Les perspectives pour les obligations à long terme

Les rendements nominaux à long terme des obligations peuvent en théorie être calculés à partir des taux réels à court terme auxquels s’ajoute la prime de terme.

La prime de terme varie en fonction de l’augmentation attendue des taux courts

Cette dernière sert pour l’essentiel à rémunérer les investisseurs pour le risque qu’ils prennent en détenant une obligation à échéance lointaine. Lorsque l’inflation est stable, la prime de terme varie en fonction de l’augmentation attendue des taux courts.
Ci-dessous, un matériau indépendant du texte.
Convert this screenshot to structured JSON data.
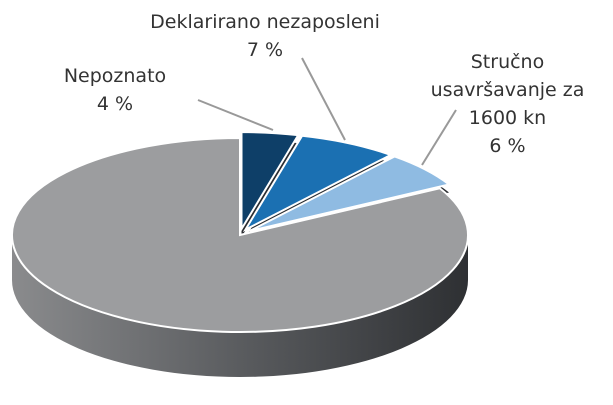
{
  "chart_data": {
    "type": "pie",
    "categories": [
      "Nepoznato",
      "Deklarirano nezaposleni",
      "Stručno usavršavanje za 1600 kn",
      null
    ],
    "values": [
      4,
      7,
      6,
      83
    ],
    "value_labels": [
      "4 %",
      "7 %",
      "6 %",
      null
    ],
    "colors": [
      "#0e3f68",
      "#1b70b2",
      "#8fbbe2",
      "#9c9d9f"
    ]
  }
}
Ainsi, la hausse du rendement du 30 ans américain, qui est passé de 2,10 à 3,45% entre juillet 2016 et novembre 2018 a résulté pour l’essentiel des perspectives de hausse des taux courts, la Fed ayant alors normalisé ses taux directeurs dans un contexte d’inflation systématiquement inférieure aux attentes. 

Vers des rendements réels durablement négatifs 

Mais dans l’environnement actuel, les anticipations de hausse des taux courts ne devraient pas avoir pour effet d’augmenter la prime de terme. Si l’on construisait une courbe des rendements à partir des échéances les plus courtes (Overnight index swap rates), le rendement du 30 ans américain serait de 1,02% et celui du Bund allemand de même échéance de -0,03%. Le rendement nominal actuel de 1,57% du 30 ans américain devrait permettre de compenser l’inflation attendue durant la période de détention de ce titre. En réalité, ce n’est pas le cas puisque vendredi dernier les prévisions d’inflation sur 30 ans s’établissaient à 1,86%, ce qui correspond à un rendement réel du 30 ans de -0,29 %. Or cette situation va perdurer et risque même de s’aggraver : les rendements réels à 30 ans pourraient tomber encore plus bas, comme cela a été le cas au début des années 1950 puis au cours des années 1970.

Le trou noir des Bunds 

En Europe, les rendements des emprunts d’État à 30 ans de l’Italie, de l’Espagne, du Portugal et de la Grèce sont tombés à des niveaux historiquement bas la semaine dernière. Les BTP italiens à 30 ans ont clôturé à 1,61 % et les rendements des emprunts espagnols et portugais à 30 ans sont tombés en dessous de 1,00 % ! Pour leur part, ceux des emprunts grecs à 30 ans se sont établis à 1,35 %. Or, qui aurait pu envisager que les rendements des emprunts grecs à 10 ans qui avaient franchi la barre des 30% en février 2012, puissent clôturer à 0,86 % vendredi dernier ? Tout ceci témoigne à l’évidence d’une accélération de la convergence des taux à long terme au sein de l’UEM. Le rendement négatif de 10 points de base (pb) des Bunds allemands à 30 ans agit comme un véritable trou noir.  

Ce que disent les marchés 

Comment les marchés ont-ils intégré le scénario d’une victoire écrasante d’un Joe Biden qui disposerait d’une majorité démocrate dans les deux Chambres ? Le rendement du 30 ans a progressé de 8,5 points de base à 1,57%, l’or a gagné 1% à 1930 dollars/once et le dollar s’est affaibli (-0,50% mesuré selon le trade-weighted US Dollar index) alors que la paire EUR/USD a terminé à 1,185. Les anticipations d’inflation à 30 ans ont progressé pour atteindre 1,86 % et donc tenter de franchir la barre des 2,00 % ces prochains trimestres. Une présidence démocrate devrait entraîner une forte hausse des dépenses publiques durant l’année 2021, ce qui s’est déjà traduit par une nette progression des performances de différents segments du marché actions d’une semaine sur l’autre :   énergies renouvelables (+9,5%), infrastructures (+7,2%) et actions chinoises (+5,2%). Or, faut-il le répéter, l’inflation du prix des actifs financiers est un cercle vicieux dans lequel la hausse de la valorisation des actions va de pair avec un intérêt grandissant pour les obligations sans risque et de qualité, assorties d’échéances longues. Néanmoins, la corrélation des performances des obligations et des actions reste clairement négative et les emprunts d’Etat à échéance longue et notés « AAA » diversifient efficacement le risque dans les portefeuilles équilibrés. Cette corrélation négative se trouvera consolidée par une politique monétaire accommodante et des anticipations d’inflation modérées. 

Des banques centrales prisonnières 

En guise de conclusion, les décisions des banques centrales de l’OCDE de maintenir les taux à un niveau très bas ainsi que de continuer à procéder à des achats d’actifs vont se traduire par un déficit d’offre en 2021.